Lee and Cushing, of course, acted together many times as adversaries in the Hammer films, as well as other projects. Both men also had projects with Price, but the three only appeared together in two films, SCREAM AND SCREAM AGAIN (1970) and HOUSE OF THE LONG SHADOWS (1983). Only in HOUSE OF THE LONG SHADOWS do the three interact with each other.
SCREAM AND SCREAM AGAIN, directed by Gordon Hessler and adapted by Christopher Wicking, is a strange jangle of a film. A Nazi-like military cult is creating super-human beings running amok in London, and young girls are turning up bloodless and mutilated. Unfortunately, Cushing, one of the cult Commanders, is killed off early. Lee plays a government official who only really shows up at the end. It is a Price film, with him playing a terribly misguided mad doctor creating a Super Race. It is a typical 70’s Brit film, complete with a mod rock band, The Amen Corner, singing the theme song. Over and over. The best part of the movie is the end, as Lee drowns Price in a vat of acid, using only his signature demonic glare.
HOUSE OF THE LONG SHADOWS, which also stars John Carradine, is a showcase for Lee, Cushing, and Price. It was directed by Pete Walker and adapted by Michael Armstrong. Desi Arnaz, Jr. is a jaded writer who makes a bet with his publisher that he can churn out an epic novel like WUTHERING HEIGHTS in a mere 24 hours. He spends the night in an old Welsh manor that is supposed to be deserted, only to find himself caught up in a mystery with an eccentric group of characters.

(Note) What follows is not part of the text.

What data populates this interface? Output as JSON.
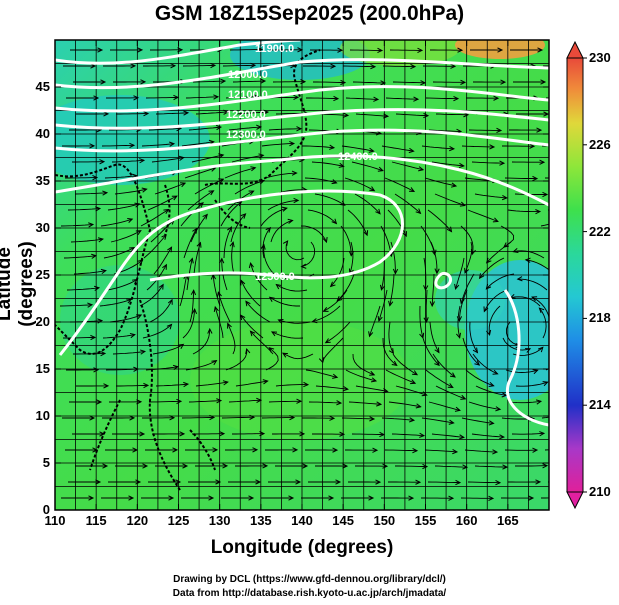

Cushing, Price, and Lee all make entrances that reflect each of their own particular images. Peter Cushing is the soft-spoken country gentleman. He was often the beleaguered defender of Good against Evil, or he was the tormented seeker of forbidden knowledge. He always seemed to have a fragility and reticence unlike the other two. There seemed an underlying current of nervous energy in Cushing’s characters. He was the Knight.
Vincent Price makes his entrance as the over-the-top stage actor persona he was best known for. He even admonishes Arnaz, “Don’t interrupt me while I’m soliloquizing.” Price was the Jester of Horror. He had the unique gift of mixing theater, horror and comedy. He could make jokes while torturing you to death. The only thing missing in this film is his smoking jacket.
Christopher Lee is the Dark Prince. He carried himself with a natural sense of royalty. He swoops in with his cape and even though he isn’t playing Dracula, he has an ominous charm that draws us in as it terrifies us. He was the magnetic pull of every scene but also a generous actor who knew how to create space with his fellow actors.
The ending of HOUSE OF THE LONG SHADOWS reveals the mystery to be an elaborate hoax orchestrated by the publisher on Arnaz with the help of a group of actors. During a party scene, the three greats joke together and it comes across that they had genuine respect and affection for each other. Cushing, Price and Lee weren’t just great actors, they each led fascinating lives off screen and that depth of character magnified every role they played.